I have done it also and no I didn't use it either but thought better about
73, de Jim KG0KP
----- Original Message -----
From: "K1TTT" <K1TTT@ARRL.NET>
Sent: Friday, October 09, 2009 4:32 PM
Subject: Re: [TowerTalk] Insulators
>A carbide tipped blade in a power saw works just fine, the more teeth the
> better the cut. Be sure to use a dust catcher or do it outside and stand
> David Robbins K1TTT
> e-mail: mailto:email@example.com
> web: http://www.k1ttt.net
> AR-Cluster node: 145.69MHz or telnet://dxc.k1ttt.net
>> -----Original Message-----
>> From: jimlux [mailto:firstname.lastname@example.org]
>> Sent: Friday, October 09, 2009 21:22
>> To: email@example.com
>> Cc: firstname.lastname@example.org
>> Subject: Re: [TowerTalk] Insulators
>> email@example.com wrote:
>> > FYI:
>> > I discovered a new source for insulator material that I will be using
>> > on my 80m tower verticals.
>> > At the local 'feed store', I found 1+1/4" fiberglass ROD with a few
>> > small pre-drilled holes ... it's designed to be used as an electric
>> > fence post. The rod is VERY STRONG and should hold up quite well.
>> > The cost for a 6' rod is about $6 .... quite inexpensive. Cutting it
>> > into 6+" lengths is quite easy.
>> I used to use a lot of structural fiberglass in various forms. Whatever
>> you cut or drill with will get dull very quickly when working with glass
>> composites.. The glass is quite hard (harder than the steel in your
>> cutting blades).
>> If you have a diamond grit blade that works real well (like a tile saw).
>> A carbide toothed blade works fairly well, too.

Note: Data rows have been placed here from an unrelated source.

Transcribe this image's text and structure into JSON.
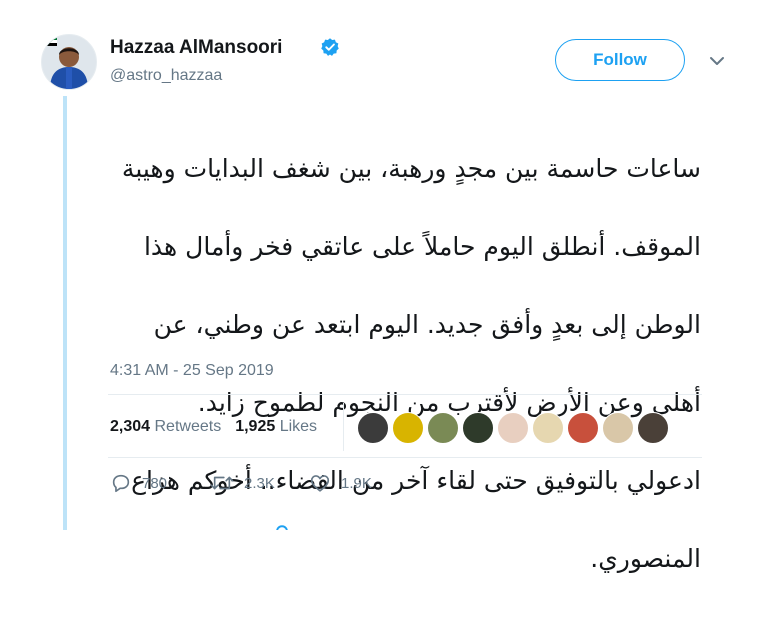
{
  "user": {
    "display_name": "Hazzaa AlMansoori",
    "handle": "@astro_hazzaa",
    "verified": true
  },
  "follow_label": "Follow",
  "tweet": {
    "text_lines": [
      "ساعات حاسمة بين مجدٍ ورهبة، بين شغف البدايات وهيبة",
      "الموقف. أنطلق اليوم حاملاً على عاتقي فخر وأمال هذا",
      "الوطن إلى بعدٍ وأفق جديد. اليوم ابتعد عن وطني، عن",
      "أهلي وعن الأرض لأقترب من النجوم  لطموح زايد.",
      "ادعولي بالتوفيق حتى لقاء آخر من الفضاء.. أخوكم هزاع",
      "المنصوري."
    ],
    "timestamp": "4:31 AM - 25 Sep 2019"
  },
  "stats": {
    "retweets_count": "2,304",
    "retweets_label": "Retweets",
    "likes_count": "1,925",
    "likes_label": "Likes"
  },
  "liker_avatar_colors": [
    "#3b3b3b",
    "#d8b400",
    "#7a8a55",
    "#2e3a2a",
    "#e8cfc0",
    "#e6d7b0",
    "#c8503c",
    "#d9c7a8",
    "#4a4038"
  ],
  "actions": {
    "reply_count": "780",
    "retweet_count": "2.3K",
    "like_count": "1.9K"
  },
  "colors": {
    "accent": "#1da1f2",
    "secondary_text": "#657786",
    "thread_line": "#bde3f8"
  }
}
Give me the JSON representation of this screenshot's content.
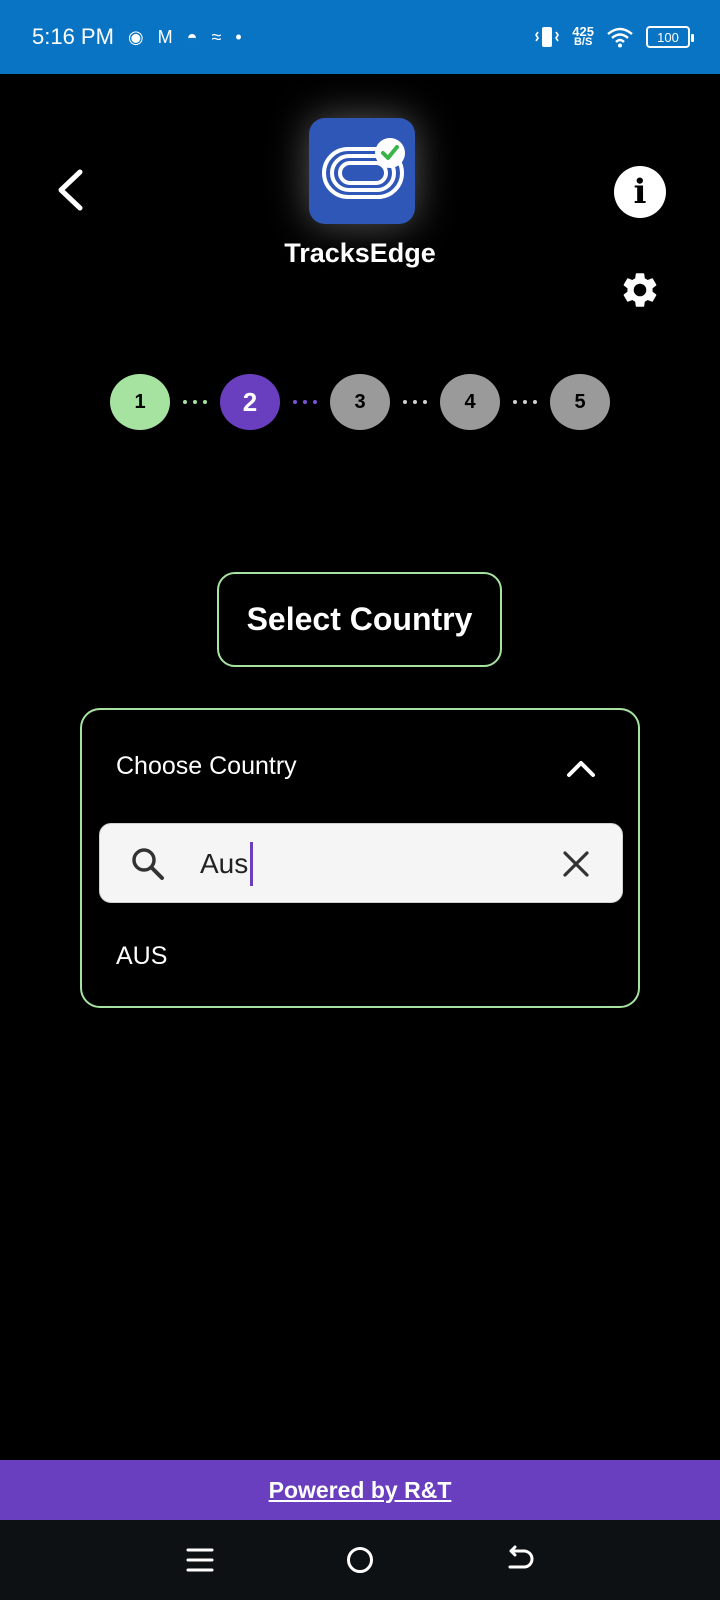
{
  "status_bar": {
    "time": "5:16 PM",
    "net_speed_value": "425",
    "net_speed_unit": "B/S",
    "battery": "100"
  },
  "header": {
    "app_name": "TracksEdge",
    "info_label": "i"
  },
  "stepper": {
    "steps": [
      "1",
      "2",
      "3",
      "4",
      "5"
    ],
    "current_step": 2
  },
  "page_title": "Select Country",
  "dropdown": {
    "label": "Choose Country",
    "search_value": "Aus",
    "results": [
      "AUS"
    ]
  },
  "footer": {
    "text": "Powered by R&T"
  },
  "colors": {
    "status_bar": "#0a74c4",
    "accent_green": "#a6e3a1",
    "accent_purple": "#6a3fbf",
    "inactive_step": "#9a9a9a"
  }
}
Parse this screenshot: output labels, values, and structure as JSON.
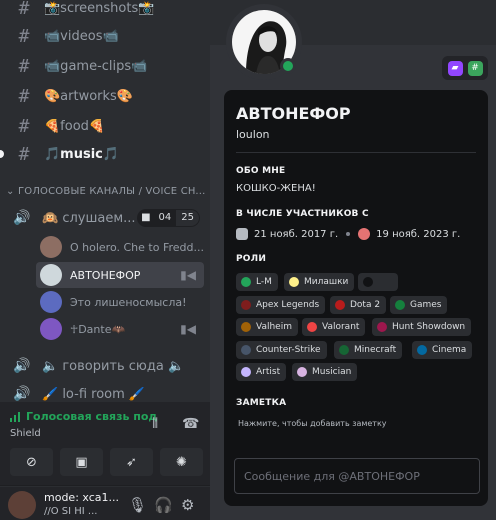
{
  "channels": [
    {
      "name": "📸screenshots📸",
      "active": false
    },
    {
      "name": "📹videos📹",
      "active": false
    },
    {
      "name": "📹game-clips📹",
      "active": false
    },
    {
      "name": "🎨artworks🎨",
      "active": false
    },
    {
      "name": "🍕food🍕",
      "active": false
    },
    {
      "name": "🎵music🎵",
      "active": true
    }
  ],
  "voice_category": "ГОЛОСОВЫЕ КАНАЛЫ / VOICE CH...",
  "voice_channels": [
    {
      "name": "🙉 слушаем...",
      "video_count": "04",
      "user_count": "25"
    },
    {
      "name": "🔈 говорить сюда 🔈"
    },
    {
      "name": "🖌️ lo-fi room 🖌️"
    }
  ],
  "voice_users": [
    {
      "name": "O holero. Che to Fredd...",
      "selected": false,
      "camera": false,
      "color": "#8d6e63"
    },
    {
      "name": "АВТОНЕФОР",
      "selected": true,
      "camera": true,
      "color": "#cfd8dc"
    },
    {
      "name": "Это лишеносмысла!",
      "selected": false,
      "camera": false,
      "color": "#5c6bc0"
    },
    {
      "name": "☥Dante🦇",
      "selected": false,
      "camera": true,
      "color": "#7e57c2"
    }
  ],
  "voice_connection": {
    "title": "Голосовая связь под",
    "subtitle": "Shield",
    "status_color": "#23a55a"
  },
  "user_panel": {
    "name": "mode: xca1...",
    "status": "//O SI HI ..."
  },
  "profile": {
    "display_name": "АВТОНЕФОР",
    "username": "loulon",
    "about_heading": "ОБО МНЕ",
    "about_text": "КОШКО-ЖЕНА!",
    "member_heading": "В ЧИСЛЕ УЧАСТНИКОВ С",
    "member_discord": "21 нояб. 2017 г.",
    "member_server": "19 нояб. 2023 г.",
    "roles_heading": "РОЛИ",
    "roles": [
      {
        "name": "L-M",
        "color": "#23a55a"
      },
      {
        "name": "Милашки",
        "color": "#fef08a"
      },
      {
        "name": "",
        "color": "#111214"
      },
      {
        "name": "Apex Legends",
        "color": "#7f1d1d"
      },
      {
        "name": "Dota 2",
        "color": "#b91c1c"
      },
      {
        "name": "Games",
        "color": "#15803d"
      },
      {
        "name": "Valheim",
        "color": "#a16207"
      },
      {
        "name": "Valorant",
        "color": "#ef4444"
      },
      {
        "name": "Hunt Showdown",
        "color": "#9d174d"
      },
      {
        "name": "Counter-Strike",
        "color": "#475569"
      },
      {
        "name": "Minecraft",
        "color": "#166534"
      },
      {
        "name": "Cinema",
        "color": "#0369a1"
      },
      {
        "name": "Artist",
        "color": "#c4b5fd"
      },
      {
        "name": "Musician",
        "color": "#d8b4e2"
      }
    ],
    "note_heading": "ЗАМЕТКА",
    "note_placeholder": "Нажмите, чтобы добавить заметку",
    "message_placeholder": "Сообщение для @АВТОНЕФОР",
    "status_color": "#23a55a"
  }
}
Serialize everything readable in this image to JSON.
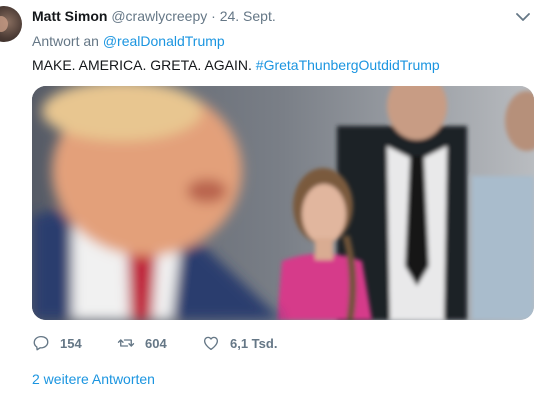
{
  "tweet": {
    "author_name": "Matt Simon",
    "handle": "@crawlycreepy",
    "separator": "·",
    "date": "24. Sept.",
    "reply_prefix": "Antwort an",
    "reply_to": "@realDonaldTrump",
    "text": "MAKE. AMERICA. GRETA. AGAIN.",
    "hashtag": "#GretaThunbergOutdidTrump",
    "icons": {
      "menu": "chevron-down-icon",
      "reply": "reply-icon",
      "retweet": "retweet-icon",
      "like": "heart-icon"
    }
  },
  "actions": {
    "replies": "154",
    "retweets": "604",
    "likes": "6,1 Tsd."
  },
  "thread": {
    "more_replies": "2 weitere Antworten"
  },
  "colors": {
    "link": "#1b95e0",
    "muted": "#657786",
    "text": "#14171a"
  }
}
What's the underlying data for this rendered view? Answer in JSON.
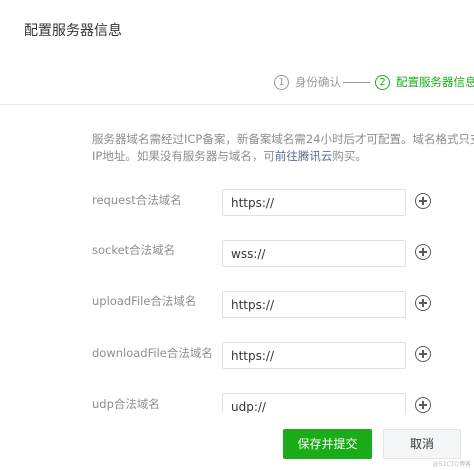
{
  "dialog": {
    "title": "配置服务器信息"
  },
  "steps": [
    {
      "number": "1",
      "label": "身份确认",
      "active": false
    },
    {
      "number": "2",
      "label": "配置服务器信息",
      "active": true
    }
  ],
  "description": {
    "line1": "服务器域名需经过ICP备案，新备案域名需24小时后才可配置。域名格式只支持英",
    "line2_prefix": "IP地址。如果没有服务器与域名，可",
    "line2_link": "前往腾讯云",
    "line2_suffix": "购买。"
  },
  "fields": [
    {
      "label": "request合法域名",
      "value": "https://"
    },
    {
      "label": "socket合法域名",
      "value": "wss://"
    },
    {
      "label": "uploadFile合法域名",
      "value": "https://"
    },
    {
      "label": "downloadFile合法域名",
      "value": "https://"
    },
    {
      "label": "udp合法域名",
      "value": "udp://"
    }
  ],
  "footer": {
    "submit_label": "保存并提交",
    "cancel_label": "取消"
  },
  "watermark": "@51CTO博客",
  "colors": {
    "accent": "#1aad19",
    "link": "#576b95",
    "muted_text": "#8d8d8d"
  }
}
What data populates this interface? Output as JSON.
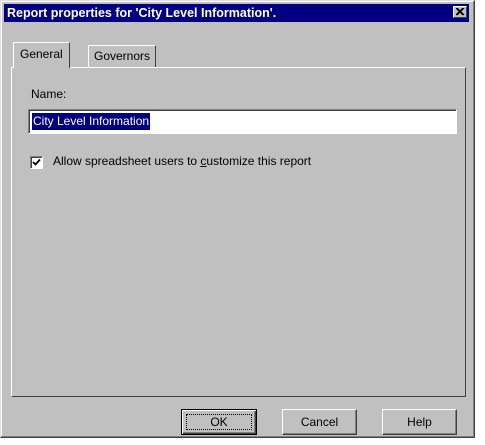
{
  "window": {
    "title": "Report properties for 'City Level Information'.",
    "close_icon": "close-icon"
  },
  "tabs": [
    {
      "label": "General",
      "active": true
    },
    {
      "label": "Governors",
      "active": false
    }
  ],
  "general": {
    "name_label": "Name:",
    "name_value": "City Level Information",
    "allow_customize": {
      "label_prefix": "Allow spreadsheet users to ",
      "label_mnemonic": "c",
      "label_suffix": "ustomize this report",
      "checked": true
    }
  },
  "buttons": {
    "ok": "OK",
    "cancel": "Cancel",
    "help": "Help"
  },
  "colors": {
    "titlebar": "#000080",
    "face": "#c0c0c0",
    "selection": "#000080"
  }
}
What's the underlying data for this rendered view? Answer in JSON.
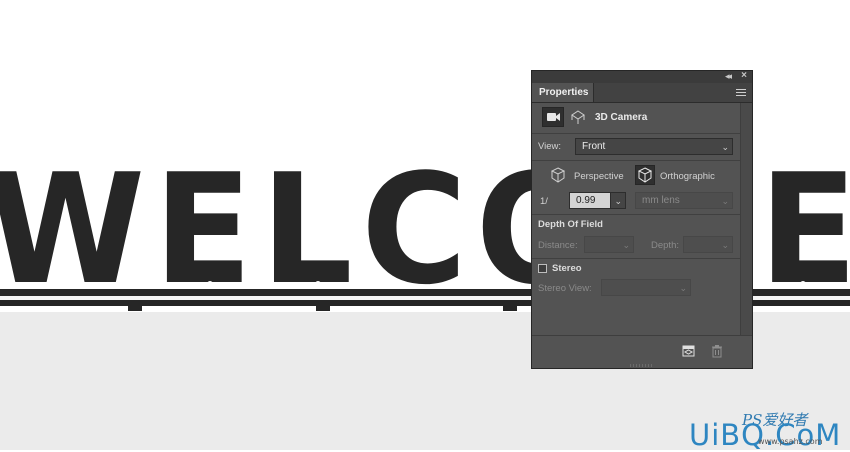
{
  "canvas": {
    "headline": "WELCOME",
    "letter_color": "#262626",
    "floor_color": "#ebebeb"
  },
  "watermark": {
    "brand": "UiBQ.CoM",
    "small_text": "PS爱好者",
    "url": "www.psahz.com"
  },
  "panel": {
    "tab_title": "Properties",
    "section_title": "3D Camera",
    "view": {
      "label": "View:",
      "value": "Front"
    },
    "projection": {
      "perspective_label": "Perspective",
      "orthographic_label": "Orthographic",
      "selected": "Orthographic"
    },
    "zoom": {
      "prefix": "1/",
      "value": "0.99",
      "unit_placeholder": "mm lens"
    },
    "depth_of_field": {
      "title": "Depth Of Field",
      "distance_label": "Distance:",
      "depth_label": "Depth:"
    },
    "stereo": {
      "label": "Stereo",
      "checked": false,
      "view_label": "Stereo View:"
    },
    "icons": {
      "collapse": "double-chevron-left-icon",
      "close": "close-icon",
      "menu": "panel-menu-icon",
      "camera": "video-camera-icon",
      "scene": "3d-scene-icon",
      "perspective": "perspective-cube-icon",
      "orthographic": "orthographic-cube-icon",
      "reset": "reset-view-icon",
      "delete": "trash-icon"
    }
  }
}
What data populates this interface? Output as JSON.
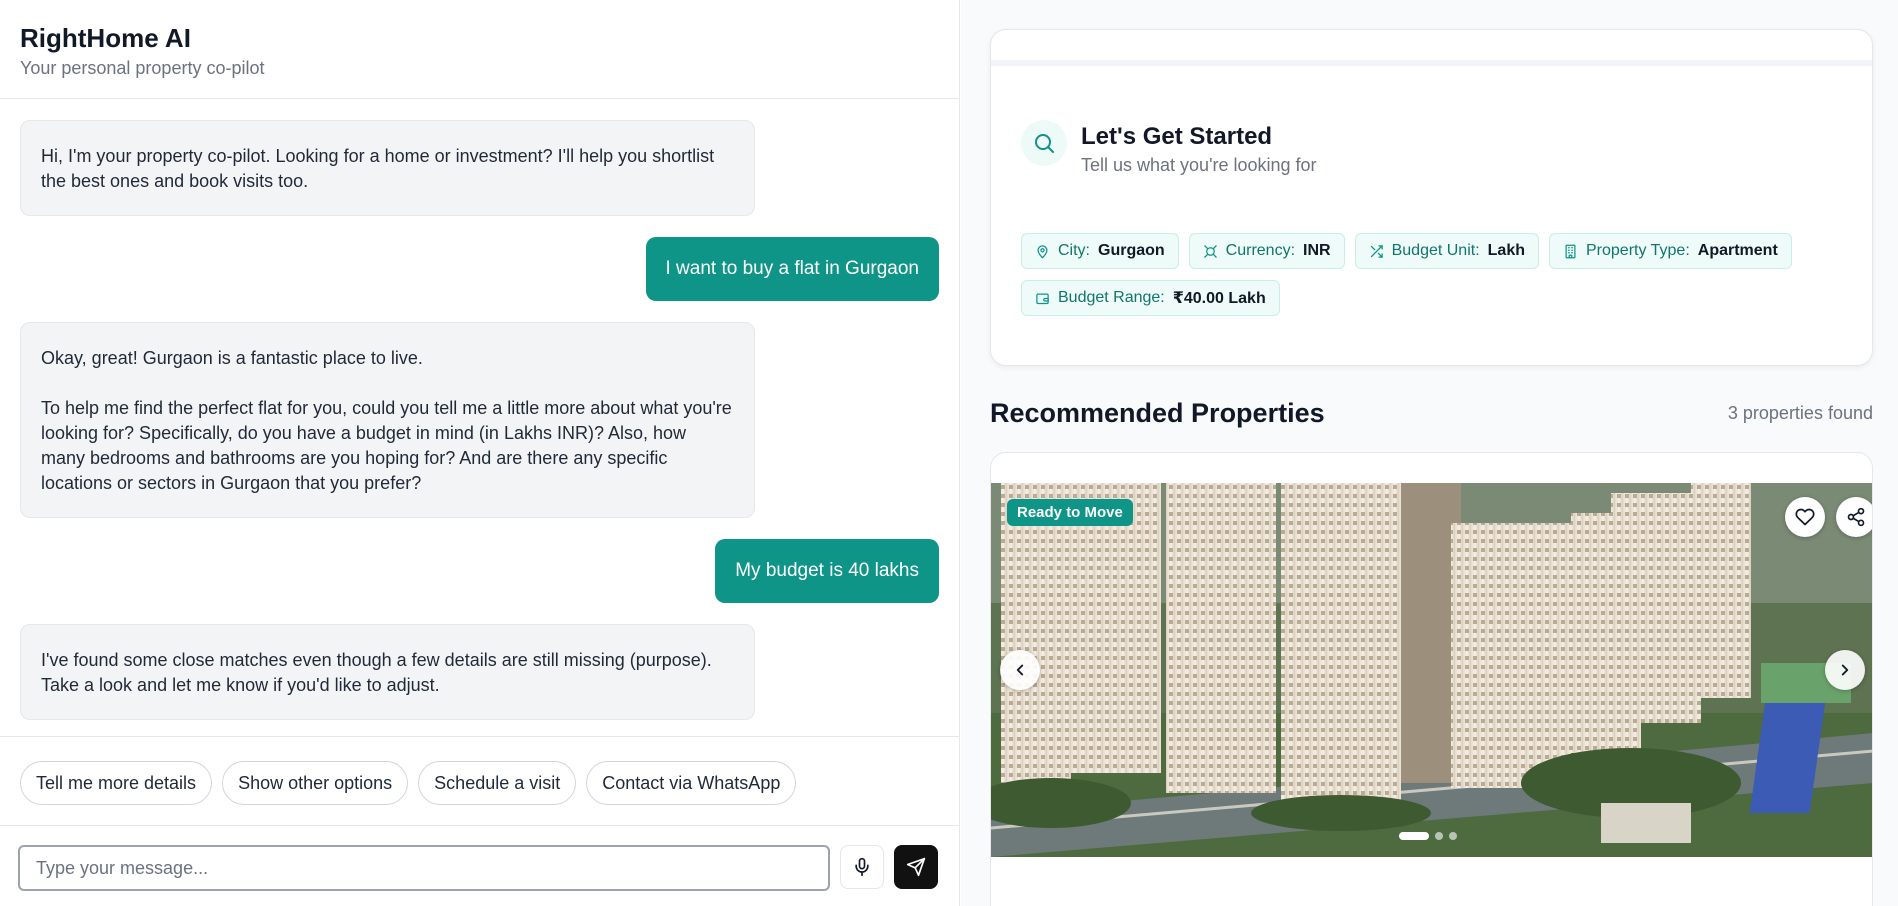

An abrasive cutter
>> also works, but is messy, melts the plastic matrix, and makes dust to
>> boot (which as was pointed out, is nasty stuff).
>> Don't contemplate taking a 6 foot rod and hacking it into 6"
>> insulators.. the rod might be cheap, but the sharpening costs or new
>> blades won't be.
>> I haven't tried it, but cutting it with a shear, axe, or tree branch
>> loppers might actually be a better strategy, since it would tend to
>> "cleave" the glass fibers, and it's easier to sharpen the blade when it
>> gets dull.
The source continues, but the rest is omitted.